# Note Of Air Raid Siren



## Kai Stemm (Nov 3, 2017)

So I am curious as to what the note of an air raid siren is... I don't expect any of you to know this off the top of your head, and if you do that would be a little odd.
Anyway, as some of you know I play Bass, no not the flashy guitar, but the good old fashioned Double Bass. Anyway a friend of mine bet that I couldn't recreate a sound... I was intrigued and asked him to continue, long story short, I took him up on the offer, and I will be down a good tuner, and some rosin. (About $20) After some research, I haven't been able to find out the note, I know how to get the sound just not the note .
Any help?
Thanks
(Edit I'm pretty sure that it's a minor something)


----------



## mikewint (Nov 7, 2017)

Thought maybe someone else had more knowledge so no guarantees of correctness
Basically the tone is (music terminology) an Untempered (Just) Minor Third. In music the minor keys evoke feelings of sadness and melancholy. Untempered tones are based on the ratios 1:2 (octave) and 2:3. Unlike modern tuning wherein the 12 tones in a octave are equally (tempered) spaced.
Any way back to the siren. The WWII air raid siren consisted of an electric motor which was connected to two stators (rotating chopper rings) in which there were equally spaced slots cut out. The slots effectively cut the incoming air stream into chunks producing a sound wave. How many chunks depended upon the number of slots and how fast the stator was rotated.
In WWII Britain AC electrical current was 50 Hz this produced, in the motor used, a no load speed of 3000 RPM. In the US standardized on 60 Hz the motor would spin at 3600 RPM (no load).
One stator had 10 slots and the other had 12 slots thus producing frequencies (pitch) in a 5:6 ratio, the minor third.
When connected to the stators the motor's RPMs under load dropped to 2700 RPM and 3300 RPM respectively.
The frequencies produced are easy to calculate: England - 2700 RPM makes 2700/60 or 45 revolutions per second. With 10 slots in the stator we get 45 x 10 = 450 chunks of air per second or a frequency of *450Hz.* A very annoying harsh frequency at one time thought to actually be evil.
The second stator with 12 slots gives 45 x 12 = *540 Hz *
In the US the load speed is 3300 RPM giving 55 revs per sec and frequencies of 550 Hz and 660 Hz.
As the motor spools up and down the frequencies rise and fall. The volume of air drawn in determines loudness generally in the 130 dB range


----------



## vikingBerserker (Nov 7, 2017)

Ok, getting back to the question, I think it might normally be in F.

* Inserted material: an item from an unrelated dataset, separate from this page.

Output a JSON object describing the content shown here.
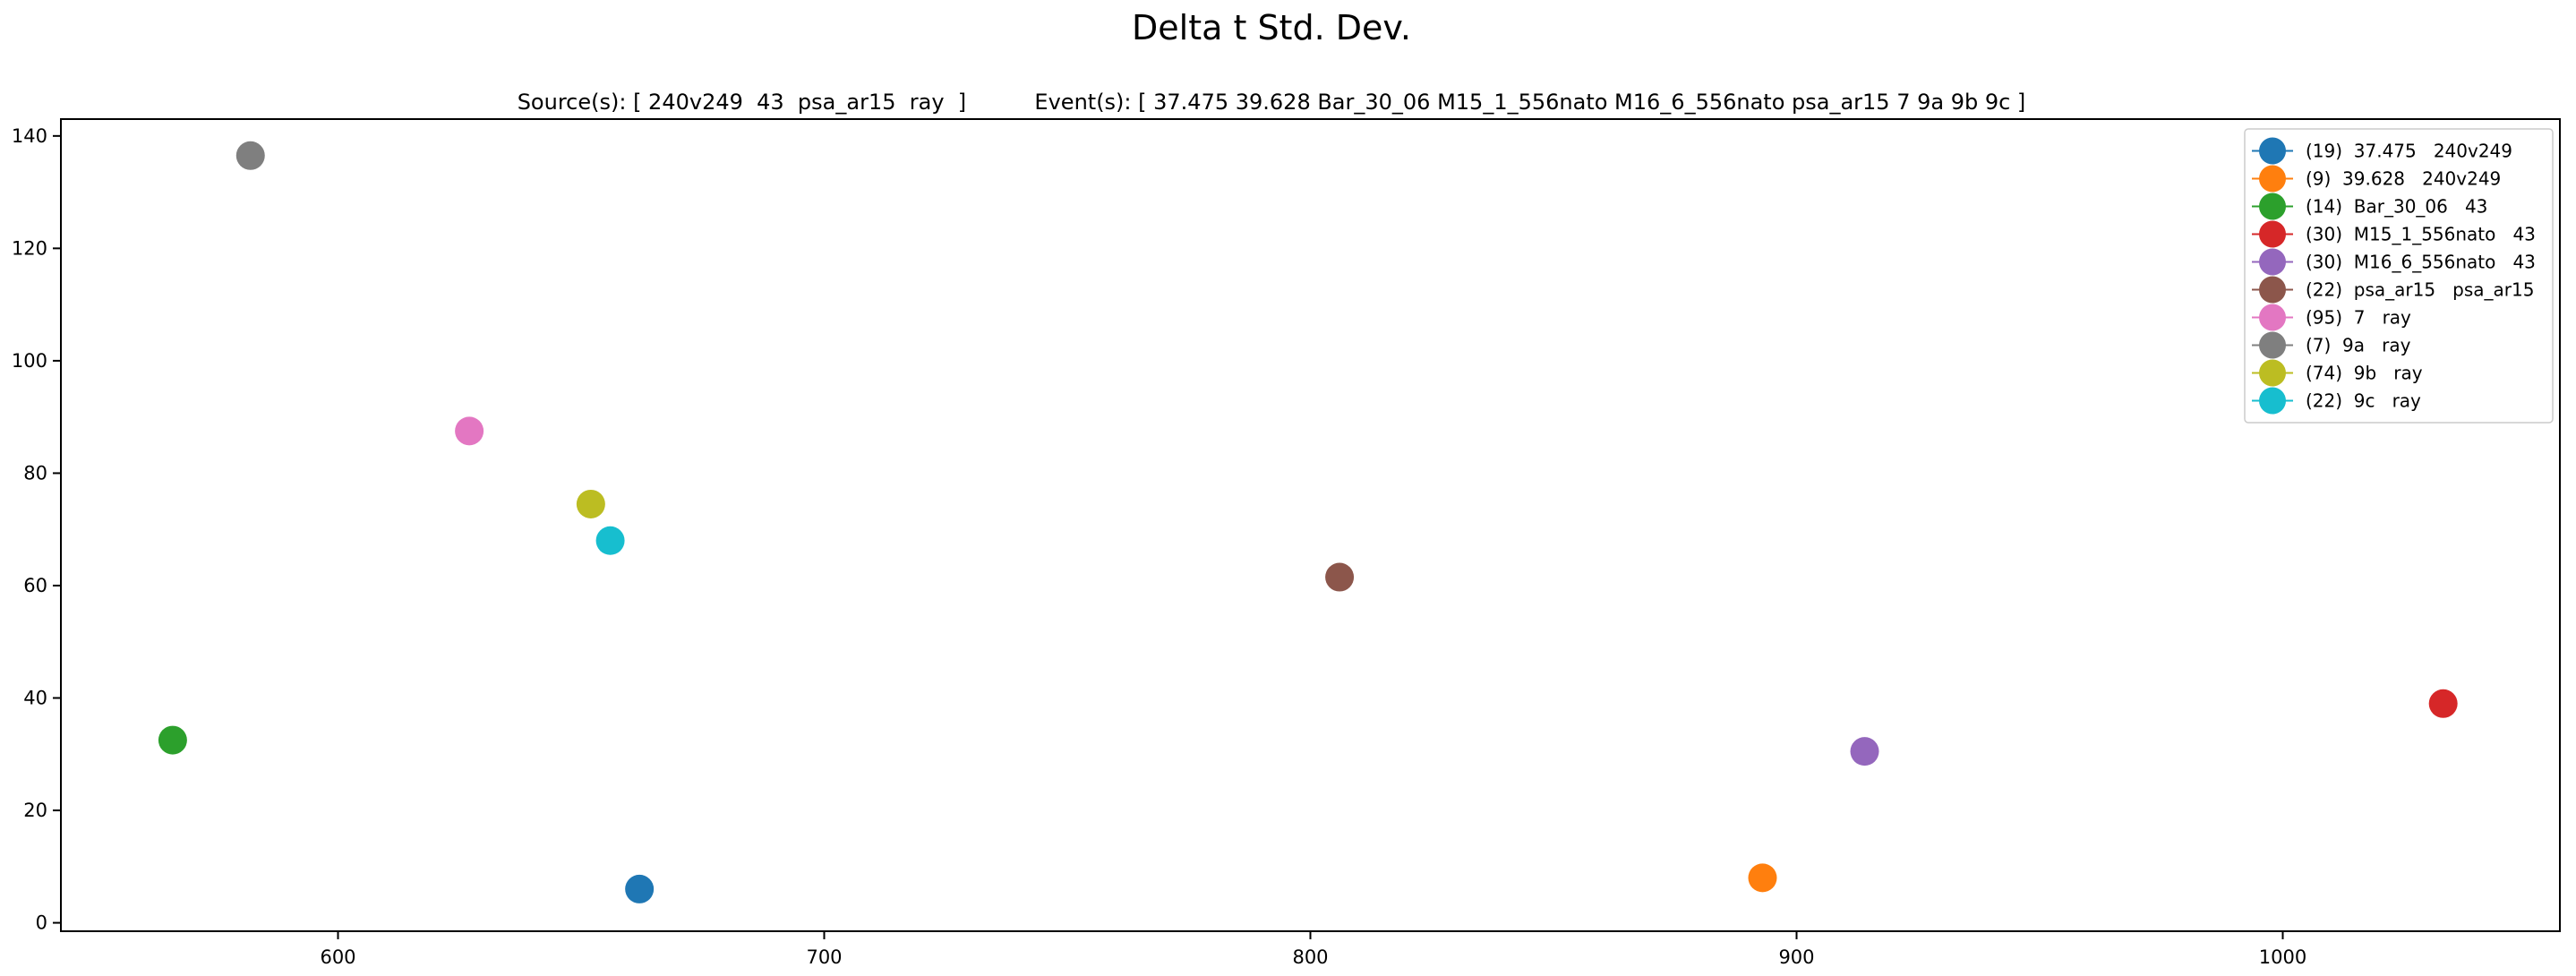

Get your bass and pull a siren video on Youtube for comparison.

Awesome about the double bass, that is one very cool instrument! I went from a electric bass to messing around with the double. When it comes to playing blues double is the way to go.

Reactions: Informative Informative:
1 | Like List reactions


----------



## mikewint (Nov 8, 2017)

As above a mechanical siren is not in any sense "tuned" since it depends on the RPMs of the driving motor. As the RPMs increase so does the frequency PLUS we are also dealing with human perception of that frequency (pitch).
Without going into a lot of music theory the pitch of any instrument was by guess and by golly until tuning forks and Scheiblers tonometer. In 1836 he recommended that the A above middle C (piano tuned to the even tempered 12 note octave) be set at 440 Hz.
The French standard had been 435 Hz. In the US the 440 A became the informal standard in 1926. ASO adopted it in 1936. ISO adopted it in 1955 as ISO 16. It's pretty close to a universal standard though European concert orchestras will vary from 441 - 444 Hz
By that standard and following the 12 note even tempered scale: A = 440 Hz Bb = 466 Hz B = 494 Hz C = 523 Hz C# = 554 Hz D = 587 Hz D# = 622 Hz E = 659 Hz and your F = 698 Hz
The human ear is very sensitive to 400 - 500 Hz range and 450 Hz is annoying and even painful. Its even been termed evil. Professionally mastered music generally has its EQ curve start going down subtly at about 250Hz, hits a low between 400-500hz, and then slowly comes back up until it hits 2000-3000hz. Without that "notch" removed the sound is "muddy". Mixing programs like SoundForge have an EQ preset that slashes those frequencies.


----------



## vikingBerserker (Nov 9, 2017)

Boy Mike, I will say nobody Cuts-and-Pastes then claims the work as their own better than you.


----------



## mikewint (Nov 9, 2017)

Well don't know anyone here that does original research unless you do. All of the above is public record so unless you are stating an opinion you are at best paraphrasing what you read somewhere else. I am not a professional musician so did not have the note/frequencies memorized nor do I do sound mixing so that material was researched. Does that affect validity?

Reactions: Like Like:
1 | Like List reactions


----------



## vikingBerserker (Nov 13, 2017)

Reading something and putting into your own words is one thing, cutting and pasting entire sections of somebody else's work and claiming it as your work is called plagiarism.


----------



## stona (Nov 13, 2017)

Frequencies of Musical Notes, A4 = 440 Hz

Gives the notes for particular frequencies.

I'm not sure that will get you close to an air raid siren. 

Cheers

Steve


----------



## mikewint (Nov 13, 2017)

stona said:


> I'm not sure that will get you close to an air raid siren.



Possibly, Steve but a mechanical siren is not "tuned" to a particular frequency as it depends upon the number of slots and the RPM of the driving motor. In general you want to keep the frequency in that 400-500 Hz range and produce a minor tone due to its psychological effect on humans.
In any case the tuning of musical notes is a bit arbitrary. Higher frequencies sound "brighter" so while officially, A = 440 Hz, orchestras will tune anywhere from 441 - 444 Hz and the 12 note even tempered octave is for the benefit of fixed-tuned instruments like pianos/organs. It makes changing the key of a piece a snap.


----------